Communication with Postgres Cluster dead?

I am seeing a bunch of this stuff:

2024-07-24T18:29:18.082 app[48ed16dc565468] ord [info] admin | [WARN] Failed to connect to fdaa:1:1dfc:a7b:96:6bf8:a15a:2

2024-07-24T18:29:28.082 app[48ed16dc565468] ord [info] admin | [WARN] Failed to connect to fdaa:1:1dfc:a7b:69:efe4:3049:2

2024-07-24T18:29:28.082 app[48ed16dc565468] ord [info] admin | Voting member(s): 3, Active: 1, Inactive: 2, Conflicts: 0

2024-07-24T18:29:38.151 app[81137ea99d16d8] ord [info] proxy | [WARNING] (434) : Server bk_db/pg1 was DOWN and now enters maintenance (unspecified DNS error).

2024-07-24T18:29:38.151 app[81137ea99d16d8] ord [info] proxy | [WARNING] (434) : Server bk_db/pg2 was DOWN and now enters maintenance (unspecified DNS error).

[PP02] could not proxy TCP data to/from instance: failed to copy (direction=client->server, error=Transport endpoint is not connected

My app server cannot connect and I cannot clone any of my DB hosts to try and move them to new machines.

The logs make this look like Postgres is in a bad state on multiple Machines.
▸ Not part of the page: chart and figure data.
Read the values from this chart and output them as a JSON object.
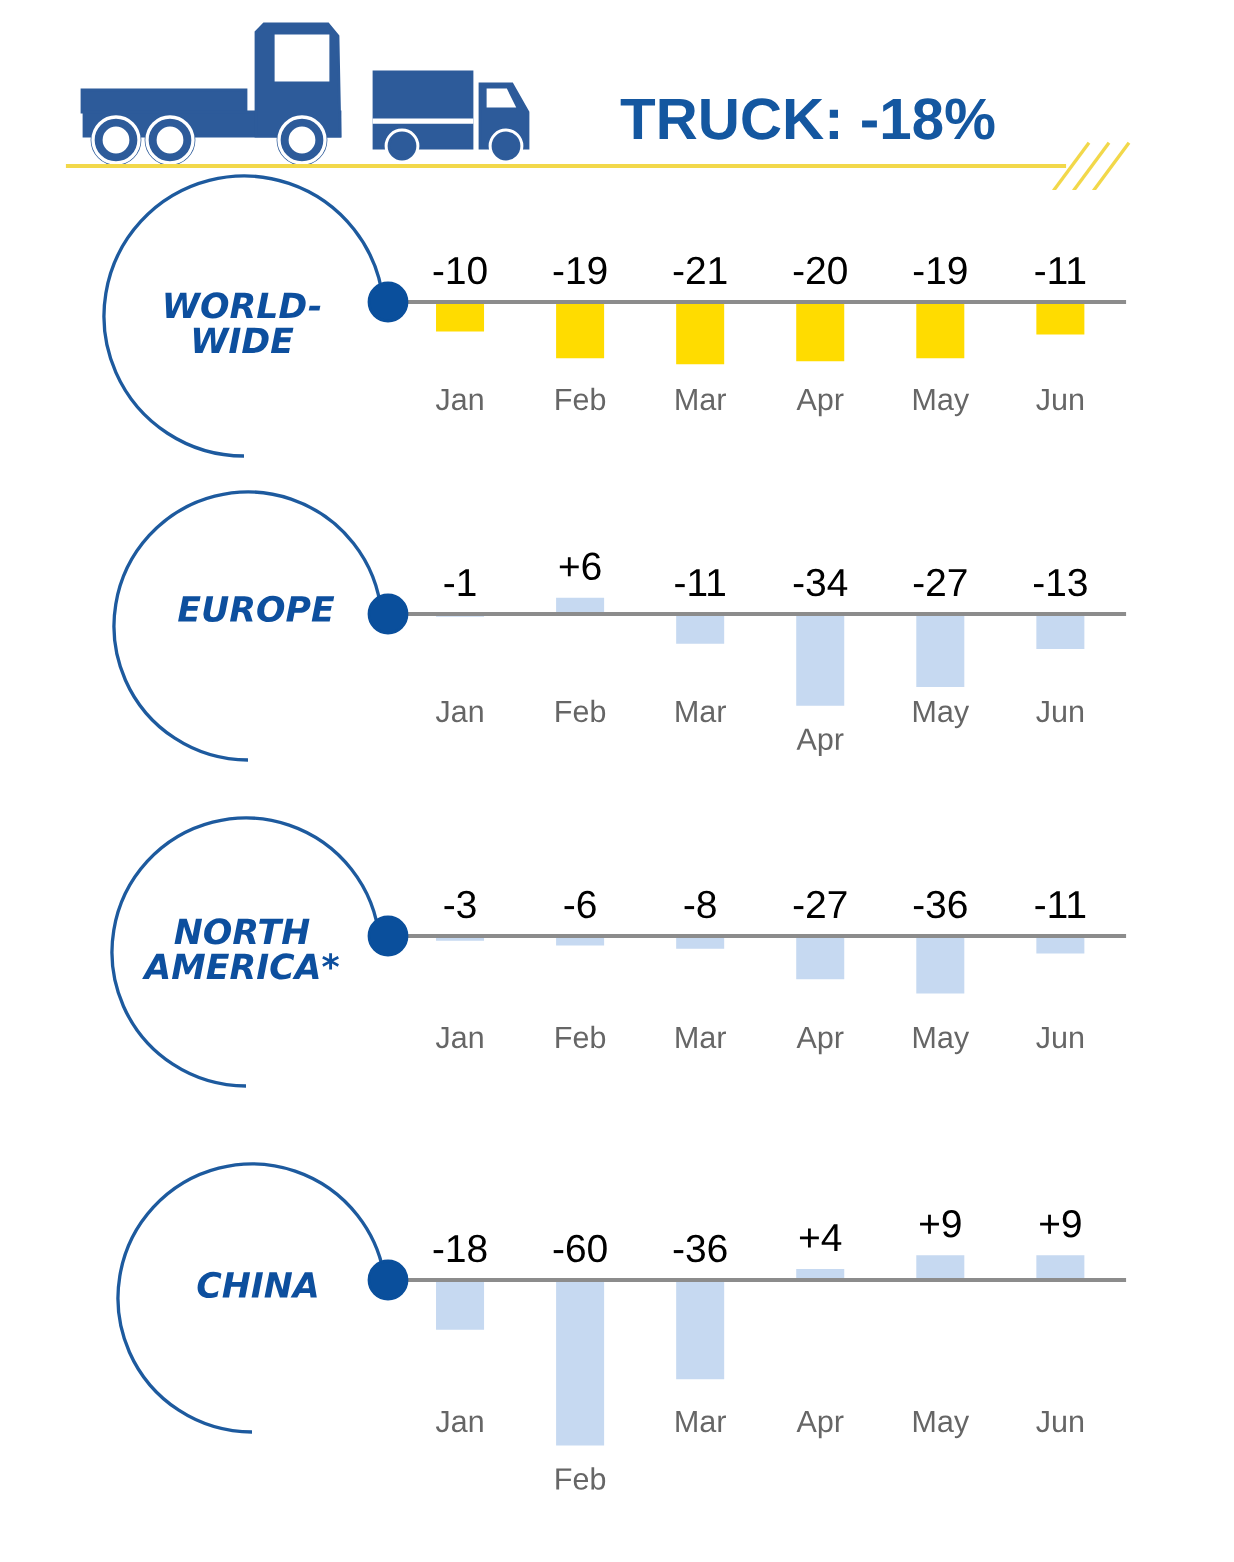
{
  "chart_data": [
    {
      "type": "other",
      "title": "TRUCK: -18%"
    },
    {
      "type": "bar",
      "title": "WORLD-\nWIDE",
      "categories": [
        "Jan",
        "Feb",
        "Mar",
        "Apr",
        "May",
        "Jun"
      ],
      "values": [
        -10,
        -19,
        -21,
        -20,
        -19,
        -11
      ],
      "data_labels": true,
      "color": "#ffdc00",
      "tick_labels": "x"
    },
    {
      "type": "bar",
      "title": "EUROPE",
      "categories": [
        "Jan",
        "Feb",
        "Mar",
        "Apr",
        "May",
        "Jun"
      ],
      "values": [
        -1,
        6,
        -11,
        -34,
        -27,
        -13
      ],
      "value_labels": [
        "-1",
        "+6",
        "-11",
        "-34",
        "-27",
        "-13"
      ],
      "color": "#c6d9f1",
      "tick_labels": "x"
    },
    {
      "type": "bar",
      "title": "NORTH\nAMERICA*",
      "categories": [
        "Jan",
        "Feb",
        "Mar",
        "Apr",
        "May",
        "Jun"
      ],
      "values": [
        -3,
        -6,
        -8,
        -27,
        -36,
        -11
      ],
      "data_labels": true,
      "color": "#c6d9f1",
      "tick_labels": "x"
    },
    {
      "type": "bar",
      "title": "CHINA",
      "categories": [
        "Jan",
        "Feb",
        "Mar",
        "Apr",
        "May",
        "Jun"
      ],
      "values": [
        -18,
        -60,
        -36,
        4,
        9,
        9
      ],
      "value_labels": [
        "-18",
        "-60",
        "-36",
        "+4",
        "+9",
        "+9"
      ],
      "color": "#c6d9f1",
      "tick_labels": "x"
    }
  ]
}
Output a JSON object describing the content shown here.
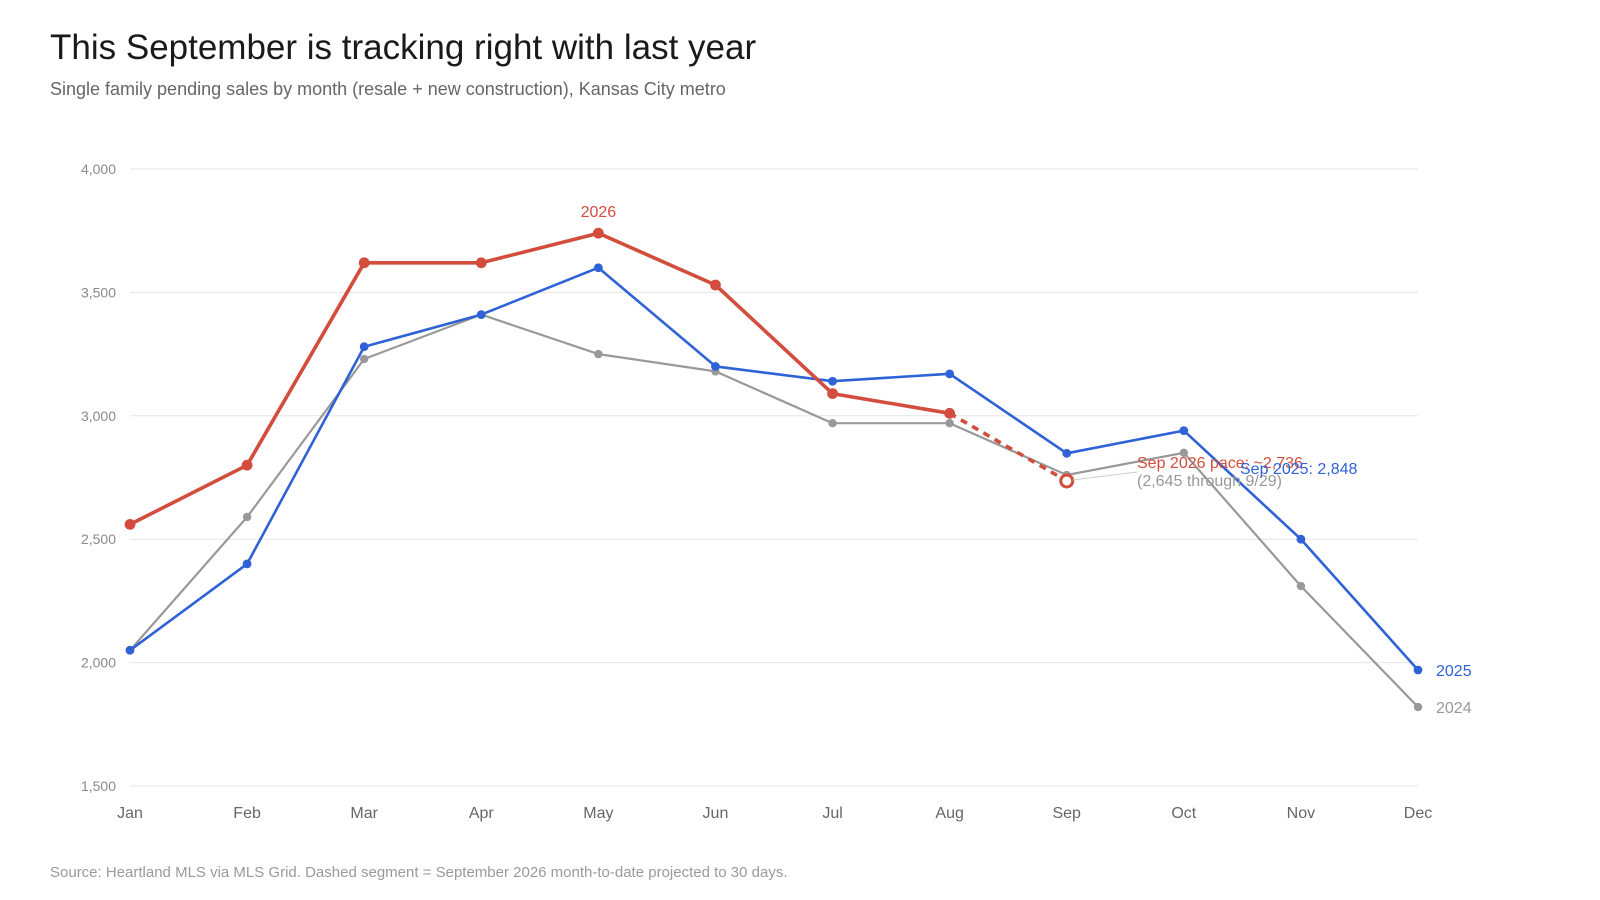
{
  "header": {
    "title": "This September is tracking right with last year",
    "subtitle": "Single family pending sales by month (resale + new construction), Kansas City metro"
  },
  "footer": {
    "source": "Source: Heartland MLS via MLS Grid. Dashed segment = September 2026 month-to-date projected to 30 days."
  },
  "chart_data": {
    "type": "line",
    "title": "This September is tracking right with last year",
    "subtitle": "Single family pending sales by month (resale + new construction), Kansas City metro",
    "xlabel": "",
    "ylabel": "",
    "categories": [
      "Jan",
      "Feb",
      "Mar",
      "Apr",
      "May",
      "Jun",
      "Jul",
      "Aug",
      "Sep",
      "Oct",
      "Nov",
      "Dec"
    ],
    "ylim": [
      1500,
      4000
    ],
    "yticks": [
      1500,
      2000,
      2500,
      3000,
      3500,
      4000
    ],
    "ytick_labels": [
      "1,500",
      "2,000",
      "2,500",
      "3,000",
      "3,500",
      "4,000"
    ],
    "grid": "horizontal",
    "series": [
      {
        "name": "2024",
        "color": "#999999",
        "values": [
          2050,
          2590,
          3230,
          3410,
          3250,
          3180,
          2970,
          2970,
          2760,
          2850,
          2310,
          1820
        ]
      },
      {
        "name": "2025",
        "color": "#2f62d6",
        "values": [
          2050,
          2400,
          3280,
          3410,
          3600,
          3200,
          3140,
          3170,
          2848,
          2940,
          2500,
          1970
        ]
      },
      {
        "name": "2026",
        "color": "#d24d3e",
        "values": [
          2560,
          2800,
          3620,
          3620,
          3740,
          3530,
          3090,
          3010,
          null,
          null,
          null,
          null
        ],
        "projection": {
          "from": "Aug",
          "to": "Sep",
          "value": 2736
        }
      }
    ],
    "annotations": [
      {
        "text": "Sep 2026 pace: ~2,736",
        "color": "#d24d3e"
      },
      {
        "text": "(2,645 through 9/29)",
        "color": "#999999"
      },
      {
        "text": "Sep 2025: 2,848",
        "color": "#2f62d6"
      }
    ]
  }
}
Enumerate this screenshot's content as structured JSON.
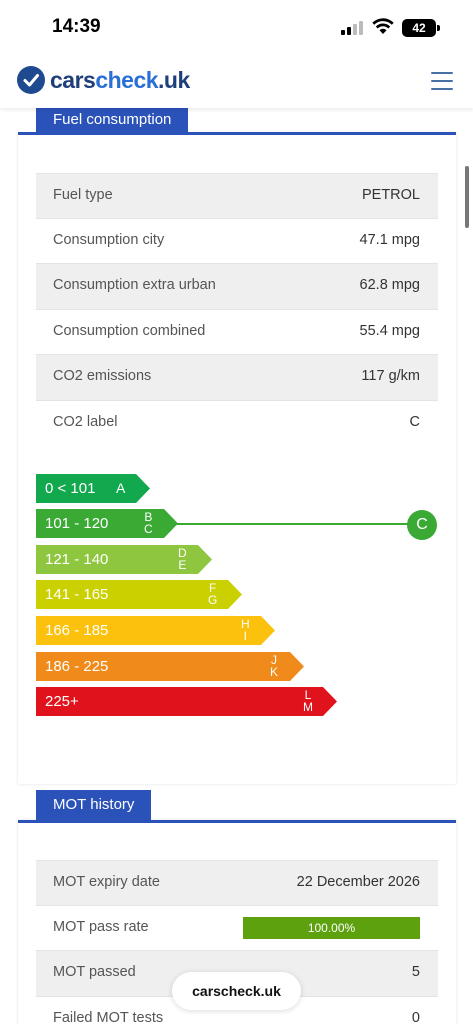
{
  "status": {
    "time": "14:39",
    "battery": "42"
  },
  "header": {
    "logo_part1": "cars",
    "logo_part2": "check",
    "logo_part3": ".uk"
  },
  "fuel": {
    "tab": "Fuel consumption",
    "rows": [
      {
        "label": "Fuel type",
        "value": "PETROL"
      },
      {
        "label": "Consumption city",
        "value": "47.1 mpg"
      },
      {
        "label": "Consumption extra urban",
        "value": "62.8 mpg"
      },
      {
        "label": "Consumption combined",
        "value": "55.4 mpg"
      },
      {
        "label": "CO2 emissions",
        "value": "117 g/km"
      },
      {
        "label": "CO2 label",
        "value": "C"
      }
    ]
  },
  "bands": [
    {
      "range": "0 < 101",
      "letters": "A",
      "color": "#11a84e"
    },
    {
      "range": "101 - 120",
      "letters": "B\nC",
      "color": "#3aaa35"
    },
    {
      "range": "121 - 140",
      "letters": "D\nE",
      "color": "#8ec63f"
    },
    {
      "range": "141 - 165",
      "letters": "F\nG",
      "color": "#cbd000"
    },
    {
      "range": "166 - 185",
      "letters": "H\nI",
      "color": "#fcc10c"
    },
    {
      "range": "186 - 225",
      "letters": "J\nK",
      "color": "#f08a1a"
    },
    {
      "range": "225+",
      "letters": "L\nM",
      "color": "#e0121b"
    }
  ],
  "indicator": {
    "label": "C"
  },
  "mot": {
    "tab": "MOT history",
    "rows": [
      {
        "label": "MOT expiry date",
        "value": "22 December 2026"
      },
      {
        "label": "MOT pass rate",
        "value": "",
        "progress_text": "100.00%",
        "progress": 1.0
      },
      {
        "label": "MOT passed",
        "value": "5"
      },
      {
        "label": "Failed MOT tests",
        "value": "0"
      }
    ]
  },
  "footer_pill": "carscheck.uk"
}
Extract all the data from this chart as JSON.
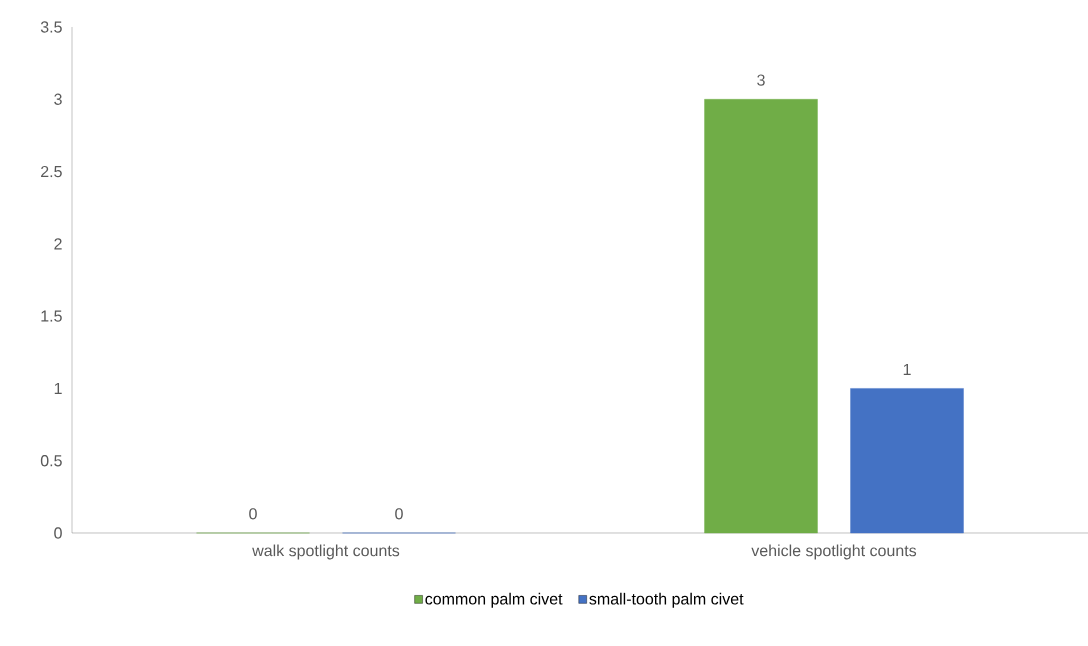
{
  "chart_data": {
    "type": "bar",
    "categories": [
      "walk spotlight counts",
      "vehicle spotlight counts"
    ],
    "series": [
      {
        "name": "common palm civet",
        "color": "#70ad47",
        "values": [
          0,
          3
        ]
      },
      {
        "name": "small-tooth palm civet",
        "color": "#4472c4",
        "values": [
          0,
          1
        ]
      }
    ],
    "ylim": [
      0,
      3.5
    ],
    "yticks": [
      0,
      0.5,
      1,
      1.5,
      2,
      2.5,
      3,
      3.5
    ],
    "data_labels": true,
    "grid": false,
    "legend": "bottom"
  }
}
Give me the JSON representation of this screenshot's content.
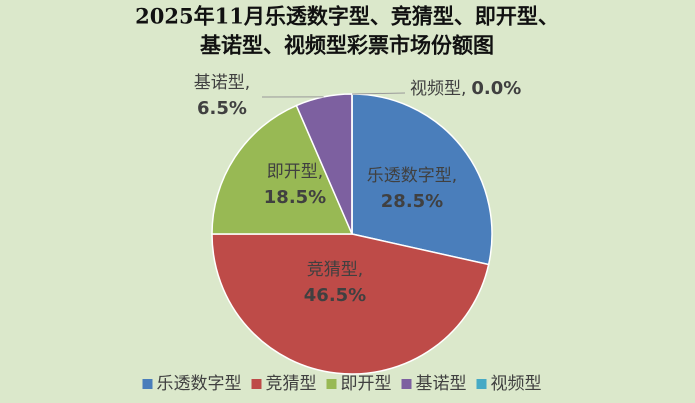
{
  "chart_data": {
    "type": "pie",
    "title": [
      "2025年11月乐透数字型、竞猜型、即开型、",
      "基诺型、视频型彩票市场份额图"
    ],
    "categories": [
      "乐透数字型",
      "竞猜型",
      "即开型",
      "基诺型",
      "视频型"
    ],
    "values": [
      28.5,
      46.5,
      18.5,
      6.5,
      0.0
    ],
    "value_labels": [
      "28.5%",
      "46.5%",
      "18.5%",
      "6.5%",
      "0.0%"
    ],
    "data_label_names": [
      "乐透数字型,",
      "竞猜型,",
      "即开型,",
      "基诺型,",
      "视频型,"
    ],
    "colors": [
      "#4a7ebb",
      "#be4b48",
      "#98b954",
      "#7d60a0",
      "#46aac5"
    ],
    "legend": "bottom"
  }
}
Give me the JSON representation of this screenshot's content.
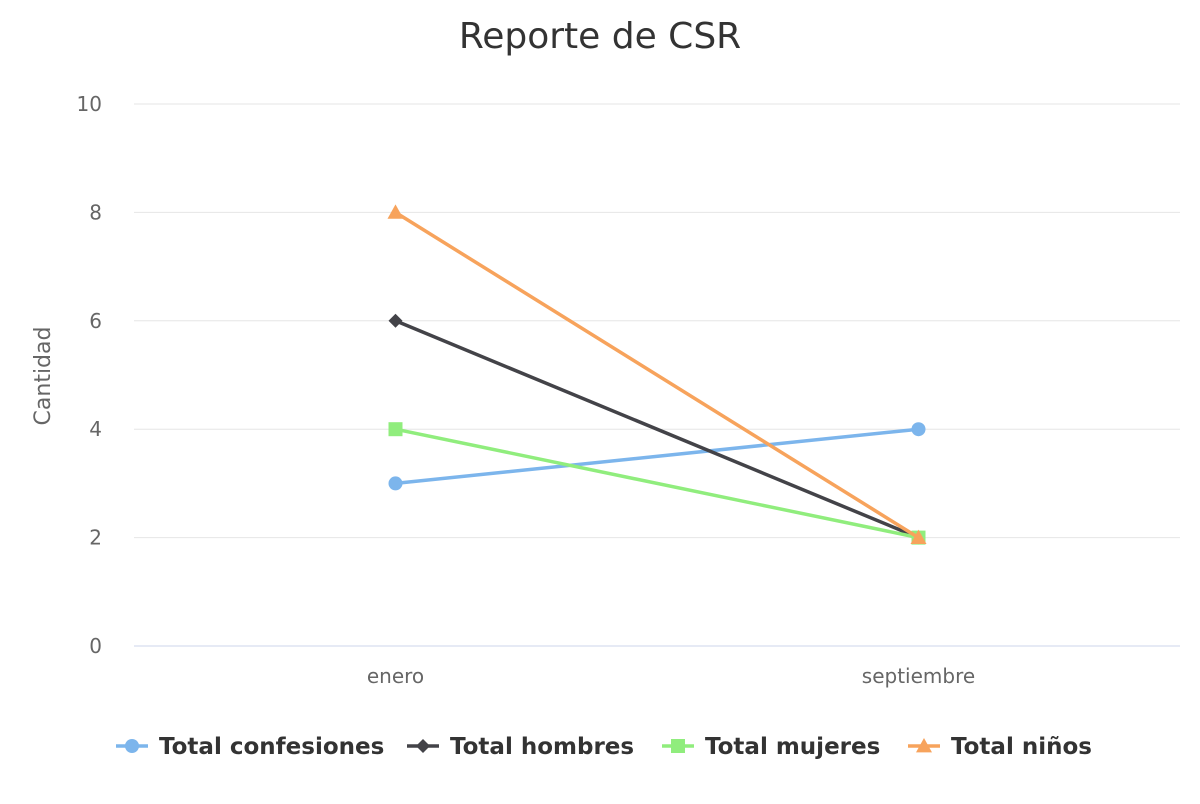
{
  "chart_data": {
    "type": "line",
    "title": "Reporte de CSR",
    "xlabel": "",
    "ylabel": "Cantidad",
    "categories": [
      "enero",
      "septiembre"
    ],
    "ylim": [
      0,
      10
    ],
    "yticks": [
      0,
      2,
      4,
      6,
      8,
      10
    ],
    "grid": true,
    "legend_position": "bottom",
    "series": [
      {
        "name": "Total confesiones",
        "values": [
          3,
          4
        ],
        "color": "#7cb5ec",
        "marker": "circle"
      },
      {
        "name": "Total hombres",
        "values": [
          6,
          2
        ],
        "color": "#434348",
        "marker": "diamond"
      },
      {
        "name": "Total mujeres",
        "values": [
          4,
          2
        ],
        "color": "#90ed7d",
        "marker": "square"
      },
      {
        "name": "Total niños",
        "values": [
          8,
          2
        ],
        "color": "#f7a35c",
        "marker": "triangle"
      }
    ]
  }
}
Cloning them probably won’t help, and may actually make things worse.

It appears 1 of the 3 original voting member is still working, but it’s in readonly mode.

What I would do is remove the unhealthy / inactive Machines and see if you can get the currently healthy one into a writable state (if it’s the only one running, it will be).

Then dig through the logs and see if there’s any indication of what caused this. My guess would be OOMs or something similar, you may need more RAM.

Oh I just saw JP helping in your support ticket, gonna close this in favor of that.